One of the oldest sayings in crypto. and a year later it saw one of the largest exchanges shocking gamble Customer Asset Secretly, many wish they had paid more attention to this.

Now people are listening. Although in truth, this has been happening throughout the pandemic. Bitcoin balances on exchanges are now down to 2.27 million — the lowest mark since March 2018, a month of Drake’s “God’s Plan” being played over and over on the radio.

The mark is even lower than the overall supply. There is currently 11.8% of the bitcoin supply on exchanges. This is the lowest level since December 2017.

Crypto fans will remember December 2017 as the month when bitcoin went downright bananas. I remember exactly where I was when I saw bitcoin break the $20,000 mark for the first time; It felt like a seminal moment.
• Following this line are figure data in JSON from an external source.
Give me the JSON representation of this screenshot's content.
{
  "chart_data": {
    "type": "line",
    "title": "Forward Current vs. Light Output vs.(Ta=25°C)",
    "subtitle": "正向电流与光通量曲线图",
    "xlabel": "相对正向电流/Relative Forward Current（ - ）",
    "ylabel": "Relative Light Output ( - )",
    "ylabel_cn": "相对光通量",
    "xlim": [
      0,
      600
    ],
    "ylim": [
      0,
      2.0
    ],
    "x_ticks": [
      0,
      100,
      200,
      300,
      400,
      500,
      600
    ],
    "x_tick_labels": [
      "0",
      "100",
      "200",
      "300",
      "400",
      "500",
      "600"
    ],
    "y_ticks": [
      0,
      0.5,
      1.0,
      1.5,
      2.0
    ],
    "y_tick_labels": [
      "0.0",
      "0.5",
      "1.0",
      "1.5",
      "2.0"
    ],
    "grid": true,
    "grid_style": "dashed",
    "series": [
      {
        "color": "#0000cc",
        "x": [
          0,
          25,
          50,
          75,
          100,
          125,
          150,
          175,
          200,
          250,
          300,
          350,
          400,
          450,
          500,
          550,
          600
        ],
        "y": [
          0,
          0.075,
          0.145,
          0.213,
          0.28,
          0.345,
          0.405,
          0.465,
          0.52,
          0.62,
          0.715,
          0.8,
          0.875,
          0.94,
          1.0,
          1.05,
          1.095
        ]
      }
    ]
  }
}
Coincidentally, this marked a top with the orange coin at $7,500 seven weeks later. Within a year, it was no more than $3,000. It was a long and barren bear market, in which fortunes did not change until the arrival of COVID in 2020.

Where is bitcoin going?

I say “not your keys, not your coins”, but that’s not the only thing driving the movement of coins through exchanges.

As shown in the chart above, the supply of bitcoin on exchanges has been decreasing since March 2020. This is also the month when covid started. For as long as I’ve been in crypto, I also believe this was the scariest time ever – bitcoin plummeted from $10,000 to near $5,000 in a horrific 48 hours as markets around the world tried to figure out what to do with it. What exactly was this COVID-19 thing.

But after this the bullish market got bullish. So, why is bitcoin falling on exchanges during this period?

The truth is, ironically, it may be at least in part the exact opposite of quantification behind “Not Your Keys, Not Your Coins.” This is due to the rise of crypto lending platforms during the bull run – companies like Celsius, BlockFi, Voyager Digital and so on.

These platforms offered good yields on bitcoin, and this attracted billions of dollars inflow. Now, you can notice one thing about those names: Today, they’re all bankrupt. Which means that, apparently, the coins leaving the exchange in recent months are for other reasons.

So there could be a dual explanation here: During the bull run, coins were leaving exchanges to yield on centralized platforms. Or they were leaving the exchange for the DEX or other destinations. Crypto was booming at this time; There was no dearth of produce to do or earn.

However, today the volumes have come down. Looking at the total value locked within DeFi, it is down from $50 billion due to be up to $180 billion in December 2021. This is a drop of 72%. Simply put, prices are down, volumes are down and interest is down in general.

This falling volume and interest has made bitcoin less likely to pull exchanges. But this decline may have been reversed by people pulling bitcoin at a similar rate, but for a completely different reason: to be safe, and to send to cold storage. you can thank Sam And for this many other scams.